Брак мистифа из народа эвретемеков и непостоянного Джона Фурии Захарии, по прозвищу Миляга, состоялся в ту же ночь в глубинах сумасшедшего дома. К счастью, священник переживал период временного просветления и желал, чтобы к нему обращались по его настоящему имени и называли его отцом Афанасием. Однако были заметны кое-какие внешние признаки его слабоумия: шрамы на лбу от тернового венца, который он постоянно на себя водружал, и струпья на ладонях в тех местах, куда он впивался ногтями. Он столь же изощрился в хмурых выражениях лица, как Скопик в усмешках, но вид философа не шел его физиономии, скорее созданной для комедианта: его нос пуговичкой постоянно тек, его зубы были слишком редкими, брови его были похожи на лохматых гусениц, которые превращались в одну, когда он морщил лоб. Его держали вместе примерно с двадцатью другими пленниками, которые считались особо опасными, в самой нижней части сумасшедшего дома, и его лишенная окон камера охранялась куда строже, чем комнаты пленников на верхних этажах. Так что Скопику пришлось предпринять довольно сложные маневры, чтобы получить доступ к нему, а подкупленный охранник, этак, согласился не смотреть в глазок лишь в течение нескольких минут. Таким образом, церемония оказалась короткой и была проведена на подходящей случаю смеси латыни и английского. Несколько фраз было произнесено на языке ордена голодарей из Второго Доминиона, к которому принадлежал Афанасий, причем их непонятность более чем компенсировалась их музыкальностью. Сами обеты были по необходимости краткими, что было обусловлено нехваткой времени и тем обстоятельством, что у них была отнята возможность произнести большинство общепринятых формулировок.

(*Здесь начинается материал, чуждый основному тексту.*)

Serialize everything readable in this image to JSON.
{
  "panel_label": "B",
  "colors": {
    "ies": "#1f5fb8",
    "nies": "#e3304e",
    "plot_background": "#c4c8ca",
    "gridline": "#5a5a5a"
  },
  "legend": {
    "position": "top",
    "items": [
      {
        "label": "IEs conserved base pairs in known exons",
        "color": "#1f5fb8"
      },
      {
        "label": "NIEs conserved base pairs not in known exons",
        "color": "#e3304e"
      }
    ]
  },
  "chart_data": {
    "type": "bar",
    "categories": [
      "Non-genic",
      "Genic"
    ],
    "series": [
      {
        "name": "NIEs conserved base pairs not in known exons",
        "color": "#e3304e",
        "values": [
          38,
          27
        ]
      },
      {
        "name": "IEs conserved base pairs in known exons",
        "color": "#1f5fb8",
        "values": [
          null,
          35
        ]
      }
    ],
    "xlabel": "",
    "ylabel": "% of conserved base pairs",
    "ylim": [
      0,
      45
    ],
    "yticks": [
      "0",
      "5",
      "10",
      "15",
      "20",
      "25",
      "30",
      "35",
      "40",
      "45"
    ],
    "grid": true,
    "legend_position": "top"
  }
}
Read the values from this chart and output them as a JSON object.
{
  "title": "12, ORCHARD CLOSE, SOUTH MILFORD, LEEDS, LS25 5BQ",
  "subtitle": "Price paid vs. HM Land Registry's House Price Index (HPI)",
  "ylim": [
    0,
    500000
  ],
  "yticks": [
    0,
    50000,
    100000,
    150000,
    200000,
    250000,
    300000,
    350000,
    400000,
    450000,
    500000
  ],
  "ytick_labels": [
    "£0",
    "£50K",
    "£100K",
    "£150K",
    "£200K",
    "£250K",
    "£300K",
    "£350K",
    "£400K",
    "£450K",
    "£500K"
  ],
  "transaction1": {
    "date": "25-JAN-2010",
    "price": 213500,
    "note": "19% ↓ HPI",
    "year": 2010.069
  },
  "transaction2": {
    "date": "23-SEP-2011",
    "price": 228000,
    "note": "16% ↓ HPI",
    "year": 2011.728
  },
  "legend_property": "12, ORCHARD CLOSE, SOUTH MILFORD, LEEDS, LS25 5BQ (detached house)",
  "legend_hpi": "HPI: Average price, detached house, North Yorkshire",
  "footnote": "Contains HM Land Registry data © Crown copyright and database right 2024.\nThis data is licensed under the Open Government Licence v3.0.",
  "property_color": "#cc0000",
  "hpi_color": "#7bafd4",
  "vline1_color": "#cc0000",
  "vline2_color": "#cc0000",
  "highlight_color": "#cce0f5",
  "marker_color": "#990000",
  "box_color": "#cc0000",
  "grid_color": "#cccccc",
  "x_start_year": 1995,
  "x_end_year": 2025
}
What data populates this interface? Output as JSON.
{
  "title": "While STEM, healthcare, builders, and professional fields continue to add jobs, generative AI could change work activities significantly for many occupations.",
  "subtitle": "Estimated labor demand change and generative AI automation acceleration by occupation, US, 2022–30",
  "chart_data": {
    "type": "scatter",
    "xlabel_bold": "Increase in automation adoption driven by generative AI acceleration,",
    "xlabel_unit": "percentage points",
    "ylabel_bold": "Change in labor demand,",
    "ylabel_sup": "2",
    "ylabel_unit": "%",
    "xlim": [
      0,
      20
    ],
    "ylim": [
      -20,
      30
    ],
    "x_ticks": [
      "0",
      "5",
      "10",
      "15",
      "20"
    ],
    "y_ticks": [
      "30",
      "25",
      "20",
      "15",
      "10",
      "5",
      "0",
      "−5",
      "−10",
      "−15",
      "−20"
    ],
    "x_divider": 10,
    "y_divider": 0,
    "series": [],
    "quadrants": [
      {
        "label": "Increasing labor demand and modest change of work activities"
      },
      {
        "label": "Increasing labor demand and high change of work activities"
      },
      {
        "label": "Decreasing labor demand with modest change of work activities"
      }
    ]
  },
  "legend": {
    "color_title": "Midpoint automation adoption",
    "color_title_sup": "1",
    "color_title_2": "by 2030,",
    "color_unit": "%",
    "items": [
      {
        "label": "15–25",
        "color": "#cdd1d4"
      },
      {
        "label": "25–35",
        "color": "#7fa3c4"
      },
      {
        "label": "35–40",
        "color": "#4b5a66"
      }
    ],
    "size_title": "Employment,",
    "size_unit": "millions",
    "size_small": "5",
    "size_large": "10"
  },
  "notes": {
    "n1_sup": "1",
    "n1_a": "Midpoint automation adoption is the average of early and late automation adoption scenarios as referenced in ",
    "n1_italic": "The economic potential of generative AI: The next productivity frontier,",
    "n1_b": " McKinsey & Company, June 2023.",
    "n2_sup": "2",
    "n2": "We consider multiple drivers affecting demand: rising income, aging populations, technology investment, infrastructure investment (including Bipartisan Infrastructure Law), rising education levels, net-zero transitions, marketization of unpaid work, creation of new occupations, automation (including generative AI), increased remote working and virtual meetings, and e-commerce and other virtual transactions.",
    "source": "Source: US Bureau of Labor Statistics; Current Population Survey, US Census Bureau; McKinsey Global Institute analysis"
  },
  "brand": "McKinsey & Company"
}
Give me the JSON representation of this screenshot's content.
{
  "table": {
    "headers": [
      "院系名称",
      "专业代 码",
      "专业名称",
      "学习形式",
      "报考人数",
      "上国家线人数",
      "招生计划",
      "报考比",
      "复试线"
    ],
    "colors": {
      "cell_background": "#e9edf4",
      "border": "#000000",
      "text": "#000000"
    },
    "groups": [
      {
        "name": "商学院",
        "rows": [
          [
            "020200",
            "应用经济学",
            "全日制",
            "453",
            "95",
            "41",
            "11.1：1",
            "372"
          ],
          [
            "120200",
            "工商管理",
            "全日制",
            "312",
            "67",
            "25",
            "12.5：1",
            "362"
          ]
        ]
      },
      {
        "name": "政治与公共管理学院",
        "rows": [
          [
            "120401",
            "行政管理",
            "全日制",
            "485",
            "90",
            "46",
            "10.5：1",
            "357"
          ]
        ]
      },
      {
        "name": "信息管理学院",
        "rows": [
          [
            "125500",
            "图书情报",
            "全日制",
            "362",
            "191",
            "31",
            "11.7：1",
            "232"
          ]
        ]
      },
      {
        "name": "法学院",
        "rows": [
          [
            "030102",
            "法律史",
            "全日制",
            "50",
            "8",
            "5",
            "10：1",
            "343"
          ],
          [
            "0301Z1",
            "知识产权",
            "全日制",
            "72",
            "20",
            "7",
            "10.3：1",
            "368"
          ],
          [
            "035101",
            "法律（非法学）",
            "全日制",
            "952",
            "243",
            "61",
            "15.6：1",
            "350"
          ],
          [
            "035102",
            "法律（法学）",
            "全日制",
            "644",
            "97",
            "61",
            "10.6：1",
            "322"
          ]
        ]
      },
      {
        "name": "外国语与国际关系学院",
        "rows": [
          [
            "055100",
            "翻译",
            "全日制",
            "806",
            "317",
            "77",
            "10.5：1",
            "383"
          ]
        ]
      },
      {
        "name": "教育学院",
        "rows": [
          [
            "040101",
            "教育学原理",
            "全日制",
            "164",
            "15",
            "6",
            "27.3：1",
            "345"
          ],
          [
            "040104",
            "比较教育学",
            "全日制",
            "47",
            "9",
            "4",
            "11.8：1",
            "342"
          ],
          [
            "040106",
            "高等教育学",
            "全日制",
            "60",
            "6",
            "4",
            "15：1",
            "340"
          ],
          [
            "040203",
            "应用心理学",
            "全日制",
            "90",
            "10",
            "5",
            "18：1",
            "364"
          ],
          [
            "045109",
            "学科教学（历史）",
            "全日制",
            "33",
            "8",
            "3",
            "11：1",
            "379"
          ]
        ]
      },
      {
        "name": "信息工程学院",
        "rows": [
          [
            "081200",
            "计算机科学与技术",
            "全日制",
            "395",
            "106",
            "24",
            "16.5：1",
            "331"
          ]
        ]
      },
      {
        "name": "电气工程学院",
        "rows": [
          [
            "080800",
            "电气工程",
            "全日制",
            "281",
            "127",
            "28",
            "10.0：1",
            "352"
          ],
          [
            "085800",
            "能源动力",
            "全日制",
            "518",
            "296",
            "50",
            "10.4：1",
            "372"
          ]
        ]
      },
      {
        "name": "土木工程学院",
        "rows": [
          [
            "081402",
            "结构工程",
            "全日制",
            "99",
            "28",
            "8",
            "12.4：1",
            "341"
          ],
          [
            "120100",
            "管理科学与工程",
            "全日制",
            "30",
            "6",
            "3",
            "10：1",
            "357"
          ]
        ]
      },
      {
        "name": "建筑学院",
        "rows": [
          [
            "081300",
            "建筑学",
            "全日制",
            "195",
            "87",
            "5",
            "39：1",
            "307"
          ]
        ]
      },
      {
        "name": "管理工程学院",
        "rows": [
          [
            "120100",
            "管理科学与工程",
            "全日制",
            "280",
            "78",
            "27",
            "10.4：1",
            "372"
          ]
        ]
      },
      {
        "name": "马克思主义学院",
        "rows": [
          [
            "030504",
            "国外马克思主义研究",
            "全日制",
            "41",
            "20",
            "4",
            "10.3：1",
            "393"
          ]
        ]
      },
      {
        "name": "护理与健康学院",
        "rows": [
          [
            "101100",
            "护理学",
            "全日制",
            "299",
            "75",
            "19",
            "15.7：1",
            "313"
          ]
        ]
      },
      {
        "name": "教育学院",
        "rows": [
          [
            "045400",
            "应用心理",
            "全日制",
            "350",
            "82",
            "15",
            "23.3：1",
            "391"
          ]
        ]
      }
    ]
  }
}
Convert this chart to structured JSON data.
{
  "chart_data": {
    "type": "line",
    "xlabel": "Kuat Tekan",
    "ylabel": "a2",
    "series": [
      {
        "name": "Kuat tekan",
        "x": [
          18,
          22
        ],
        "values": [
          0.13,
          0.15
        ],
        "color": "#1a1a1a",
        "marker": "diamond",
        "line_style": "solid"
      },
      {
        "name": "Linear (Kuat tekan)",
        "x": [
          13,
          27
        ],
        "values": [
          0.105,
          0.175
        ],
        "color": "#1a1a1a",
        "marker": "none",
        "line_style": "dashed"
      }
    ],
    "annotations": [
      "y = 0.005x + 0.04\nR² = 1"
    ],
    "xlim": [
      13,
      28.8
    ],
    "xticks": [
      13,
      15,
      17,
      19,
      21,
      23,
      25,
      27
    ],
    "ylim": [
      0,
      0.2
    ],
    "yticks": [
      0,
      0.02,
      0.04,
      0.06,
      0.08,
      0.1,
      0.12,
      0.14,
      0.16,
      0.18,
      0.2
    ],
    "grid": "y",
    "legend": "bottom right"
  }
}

— Это свершается не в присутствии Хапексамендиоса, — сказал Афанасий. — И вообще ни один бог и ни один божий посланник не имеют к этому никакого отношения.
Однако мы молимся о том, чтобы присутствие Нашей Святой Госпожи освятило этот союз ее бесконечным сочувствием и чтобы со временем вы соединились в еще более великом союзе. До этой поры я буду сосудом для вашего таинства, которое свершается в вашем присутствии и по вашему желанию.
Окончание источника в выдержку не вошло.